Chinese social media and e-commerce platform Xiaohongshu delays U.S. IPO after Didi crackdown

July 17, 2021 10:30 pm

Chinese social media and e-commerce platform Xiaohongshu has delayed its planned initial public offering in the U.S after Chinese regulator strengthened scrutiny on oversea-listed Chinese companies by launching data-security probes into three technology firms, including Didi Chuxing, Boss Zhipin, Full Truck Alliance.


Xiaohongshu, whose major backer including Alibaba Group Holding and Tencent Holdings, is seeking for alternative options including a Hong Kong IPO as the Cyberspace Administration of China (CAC) said it would review all oversea listing of Chinese technology platform companies that obtains the personal data of at least 1 million users.

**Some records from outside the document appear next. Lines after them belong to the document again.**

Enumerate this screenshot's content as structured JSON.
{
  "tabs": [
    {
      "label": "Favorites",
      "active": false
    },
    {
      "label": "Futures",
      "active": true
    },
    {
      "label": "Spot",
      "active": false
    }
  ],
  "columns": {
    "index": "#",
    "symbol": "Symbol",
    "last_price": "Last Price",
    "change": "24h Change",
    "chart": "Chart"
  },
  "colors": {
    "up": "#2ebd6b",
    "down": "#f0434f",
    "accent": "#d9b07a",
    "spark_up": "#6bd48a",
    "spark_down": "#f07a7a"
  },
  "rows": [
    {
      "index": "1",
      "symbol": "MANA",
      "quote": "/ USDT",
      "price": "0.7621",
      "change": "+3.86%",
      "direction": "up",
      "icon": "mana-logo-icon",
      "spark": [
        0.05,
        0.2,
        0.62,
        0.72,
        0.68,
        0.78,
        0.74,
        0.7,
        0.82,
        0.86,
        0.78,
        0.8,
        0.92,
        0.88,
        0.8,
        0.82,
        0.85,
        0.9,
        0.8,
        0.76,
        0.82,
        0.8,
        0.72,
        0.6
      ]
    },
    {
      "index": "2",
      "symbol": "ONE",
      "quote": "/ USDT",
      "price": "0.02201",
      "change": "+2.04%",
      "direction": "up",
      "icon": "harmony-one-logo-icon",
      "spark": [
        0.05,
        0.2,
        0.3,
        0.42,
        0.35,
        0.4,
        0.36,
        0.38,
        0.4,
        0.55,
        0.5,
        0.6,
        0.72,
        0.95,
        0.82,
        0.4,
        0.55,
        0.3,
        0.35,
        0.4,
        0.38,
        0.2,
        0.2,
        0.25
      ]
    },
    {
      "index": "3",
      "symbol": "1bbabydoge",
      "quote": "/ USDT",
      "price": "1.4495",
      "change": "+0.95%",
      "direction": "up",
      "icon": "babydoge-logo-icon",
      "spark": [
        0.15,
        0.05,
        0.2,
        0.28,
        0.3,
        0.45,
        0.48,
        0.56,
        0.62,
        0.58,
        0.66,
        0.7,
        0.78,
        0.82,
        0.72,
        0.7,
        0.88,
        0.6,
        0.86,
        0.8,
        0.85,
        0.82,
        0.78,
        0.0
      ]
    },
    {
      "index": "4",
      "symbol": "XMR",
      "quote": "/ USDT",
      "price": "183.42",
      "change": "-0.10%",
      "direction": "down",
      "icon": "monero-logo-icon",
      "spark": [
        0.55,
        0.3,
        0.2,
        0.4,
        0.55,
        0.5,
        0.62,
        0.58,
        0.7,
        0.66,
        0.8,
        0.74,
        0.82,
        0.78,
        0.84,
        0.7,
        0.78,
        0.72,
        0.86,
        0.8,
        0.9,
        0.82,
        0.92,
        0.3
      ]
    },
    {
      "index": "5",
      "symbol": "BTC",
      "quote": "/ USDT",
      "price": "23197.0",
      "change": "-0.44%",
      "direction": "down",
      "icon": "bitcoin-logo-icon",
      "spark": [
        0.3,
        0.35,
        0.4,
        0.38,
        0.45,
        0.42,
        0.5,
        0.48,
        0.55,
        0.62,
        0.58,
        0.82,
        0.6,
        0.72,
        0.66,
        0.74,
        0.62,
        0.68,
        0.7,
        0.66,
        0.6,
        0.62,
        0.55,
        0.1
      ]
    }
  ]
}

Citing sources closed to the matter, Bloomberg reported that Xiaohongshu had filed confidentially for a U.S. IPO earlier this year, aiming to raise more than USD500 million.

Founded in Shanghai in 2013, Xiaohongshu had amassed more than 300 million monthly active users (MAU) as of the end of 2020, around 70% of Xiaohongshu’s MAU are younger generation users which were born in 1990s or later.

Many celebrities, fashion stars have promoted products and service to users by opening social channels on the platform.


Apart from Xiongshu, LinkDoc Technology, fitness app Keep and E-commerce platform Meicai have also put their IPO-related activities on hold over the past week or two.

Chinese regulators have intensified security probe into Chinese term firm seeking list abroad after the country’s ride hailing giant Didi Chuxing went public quietly on the New York Stock Exchange.

Chinese regulators accused Didi of disclosing sensitive data such China’s traffic and customer data to U.S. officials.

On Friday. China’s Ministry of State Security, the Cyberspace Administration of China together with five other Chinese central government departments conduct an on-site cybersecurity inspection of ride-hailing giant Didi Chuxing.